Peter Burns and Ben Watson shared an awkward exchange during the halftime show of an SEC Network football game over the weekend, and many are still debating whether Watson walking off the set was serious or not. Count part of the cast of The Greg Hill Show on WEEI as doubters.
“That was a a bit,” Courtney Cox said. “That was absolutely a bit.”
“Yeah, unlike the Chris Rock/Will Smith thing, I assume that was a bit,” Hill said. “I can’t believe that Ben Watson is really angry about that.”

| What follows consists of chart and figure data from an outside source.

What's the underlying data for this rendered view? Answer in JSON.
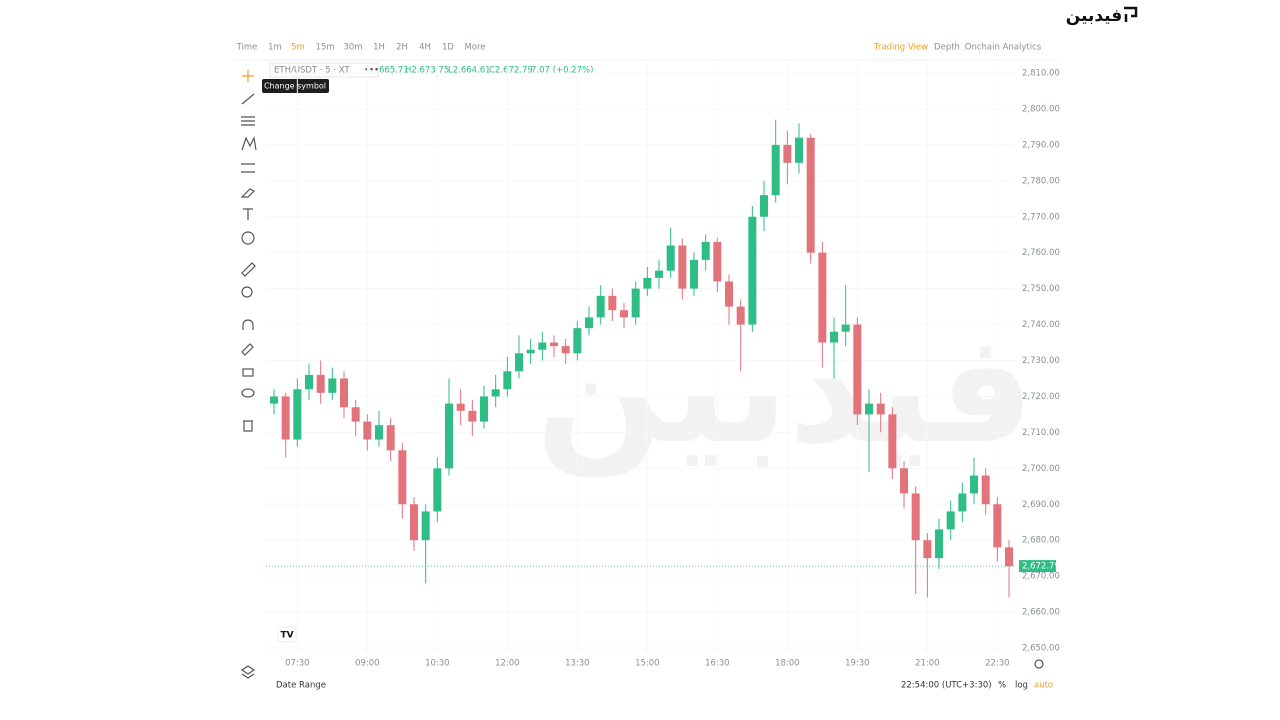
{
  "brand": "فیدبین",
  "toolbar": {
    "intervals": [
      "Time",
      "1m",
      "5m",
      "15m",
      "30m",
      "1H",
      "2H",
      "4H",
      "1D",
      "More"
    ],
    "active_interval": "5m",
    "views": [
      "Trading View",
      "Depth",
      "Onchain Analytics"
    ],
    "active_view": "Trading View"
  },
  "legend": {
    "symbol": "ETH/USDT · 5 · XT",
    "open": "665.71",
    "high": "H2,673.75",
    "low": "L2,664.61",
    "close": "C2,672.79",
    "change": "7.07 (+0.27%)"
  },
  "tooltip": "Change symbol",
  "chart_data": {
    "type": "candlestick",
    "x": [
      "07:00",
      "07:15",
      "07:30",
      "07:45",
      "08:00",
      "08:15",
      "08:30",
      "08:45",
      "09:00",
      "09:15",
      "09:30",
      "09:45",
      "10:00",
      "10:15",
      "10:30",
      "10:45",
      "11:00",
      "11:15",
      "11:30",
      "11:45",
      "12:00",
      "12:15",
      "12:30",
      "12:45",
      "13:00",
      "13:15",
      "13:30",
      "13:45",
      "14:00",
      "14:15",
      "14:30",
      "14:45",
      "15:00",
      "15:15",
      "15:30",
      "15:45",
      "16:00",
      "16:15",
      "16:30",
      "16:45",
      "17:00",
      "17:15",
      "17:30",
      "17:45",
      "18:00",
      "18:15",
      "18:30",
      "18:45",
      "19:00",
      "19:15",
      "19:30",
      "19:45",
      "20:00",
      "20:15",
      "20:30",
      "20:45",
      "21:00",
      "21:15",
      "21:30",
      "21:45",
      "22:00",
      "22:15",
      "22:30",
      "22:45"
    ],
    "open": [
      2718,
      2720,
      2708,
      2722,
      2726,
      2721,
      2725,
      2717,
      2713,
      2708,
      2712,
      2705,
      2690,
      2680,
      2688,
      2700,
      2718,
      2716,
      2713,
      2720,
      2722,
      2727,
      2732,
      2733,
      2735,
      2734,
      2732,
      2739,
      2742,
      2748,
      2744,
      2742,
      2750,
      2753,
      2755,
      2762,
      2750,
      2758,
      2763,
      2752,
      2745,
      2740,
      2770,
      2776,
      2790,
      2785,
      2792,
      2760,
      2735,
      2738,
      2740,
      2715,
      2718,
      2715,
      2700,
      2693,
      2680,
      2675,
      2683,
      2688,
      2693,
      2698,
      2690,
      2678
    ],
    "high": [
      2722,
      2721,
      2725,
      2729,
      2730,
      2728,
      2727,
      2719,
      2715,
      2716,
      2714,
      2707,
      2692,
      2690,
      2703,
      2725,
      2722,
      2719,
      2723,
      2726,
      2731,
      2737,
      2736,
      2738,
      2737,
      2736,
      2741,
      2745,
      2751,
      2750,
      2746,
      2752,
      2756,
      2758,
      2767,
      2764,
      2760,
      2765,
      2764,
      2754,
      2747,
      2773,
      2780,
      2797,
      2794,
      2796,
      2793,
      2763,
      2742,
      2751,
      2742,
      2722,
      2721,
      2717,
      2702,
      2695,
      2682,
      2686,
      2691,
      2696,
      2703,
      2700,
      2692,
      2680
    ],
    "low": [
      2715,
      2703,
      2706,
      2719,
      2718,
      2719,
      2714,
      2709,
      2705,
      2706,
      2702,
      2686,
      2677,
      2668,
      2685,
      2698,
      2712,
      2709,
      2711,
      2717,
      2720,
      2725,
      2729,
      2730,
      2731,
      2729,
      2730,
      2737,
      2740,
      2741,
      2739,
      2740,
      2748,
      2750,
      2753,
      2747,
      2748,
      2755,
      2749,
      2740,
      2727,
      2738,
      2766,
      2774,
      2779,
      2782,
      2757,
      2728,
      2725,
      2734,
      2712,
      2699,
      2710,
      2697,
      2689,
      2665,
      2664,
      2672,
      2680,
      2685,
      2690,
      2687,
      2674,
      2664
    ],
    "close": [
      2720,
      2708,
      2722,
      2726,
      2721,
      2725,
      2717,
      2713,
      2708,
      2712,
      2705,
      2690,
      2680,
      2688,
      2700,
      2718,
      2716,
      2713,
      2720,
      2722,
      2727,
      2732,
      2733,
      2735,
      2734,
      2732,
      2739,
      2742,
      2748,
      2744,
      2742,
      2750,
      2753,
      2755,
      2762,
      2750,
      2758,
      2763,
      2752,
      2745,
      2740,
      2770,
      2776,
      2790,
      2785,
      2792,
      2760,
      2735,
      2738,
      2740,
      2715,
      2718,
      2715,
      2700,
      2693,
      2680,
      2675,
      2683,
      2688,
      2693,
      2698,
      2690,
      2678,
      2672.79
    ],
    "up_color": "#2ebd85",
    "down_color": "#e2737b",
    "last_price_label": "2,672.79",
    "ylim": [
      2650,
      2810
    ],
    "yticks": [
      {
        "value": 2650,
        "label": "2,650.00"
      },
      {
        "value": 2660,
        "label": "2,660.00"
      },
      {
        "value": 2670,
        "label": "2,670.00"
      },
      {
        "value": 2680,
        "label": "2,680.00"
      },
      {
        "value": 2690,
        "label": "2,690.00"
      },
      {
        "value": 2700,
        "label": "2,700.00"
      },
      {
        "value": 2710,
        "label": "2,710.00"
      },
      {
        "value": 2720,
        "label": "2,720.00"
      },
      {
        "value": 2730,
        "label": "2,730.00"
      },
      {
        "value": 2740,
        "label": "2,740.00"
      },
      {
        "value": 2750,
        "label": "2,750.00"
      },
      {
        "value": 2760,
        "label": "2,760.00"
      },
      {
        "value": 2770,
        "label": "2,770.00"
      },
      {
        "value": 2780,
        "label": "2,780.00"
      },
      {
        "value": 2790,
        "label": "2,790.00"
      },
      {
        "value": 2800,
        "label": "2,800.00"
      },
      {
        "value": 2810,
        "label": "2,810.00"
      }
    ],
    "xticks": [
      "07:30",
      "09:00",
      "10:30",
      "12:00",
      "13:30",
      "15:00",
      "16:30",
      "18:00",
      "19:30",
      "21:00",
      "22:30"
    ],
    "grid": true
  },
  "footer": {
    "date_range": "Date Range",
    "time": "22:54:00 (UTC+3:30)",
    "percent": "%",
    "log": "log",
    "auto": "auto"
  }
}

“I dunno, man. There’s been a lot of speculation that it isn’t,” Jermaine Wiggins added. “There are people who are very sensitive about you clowning on them or joking with them. Especially with joking about their wife. Some people can’t handle jokes like that.”
After a back-and-forth with Cox about the legitimacy of the joke, Wiggins concluded by saying for some folks family is off limits.
“I’ve learned something in my 47 years on this Earth: be careful when you’re talking about somebody’s wife and their kids. ‘Cause not everybody jokes the same way.”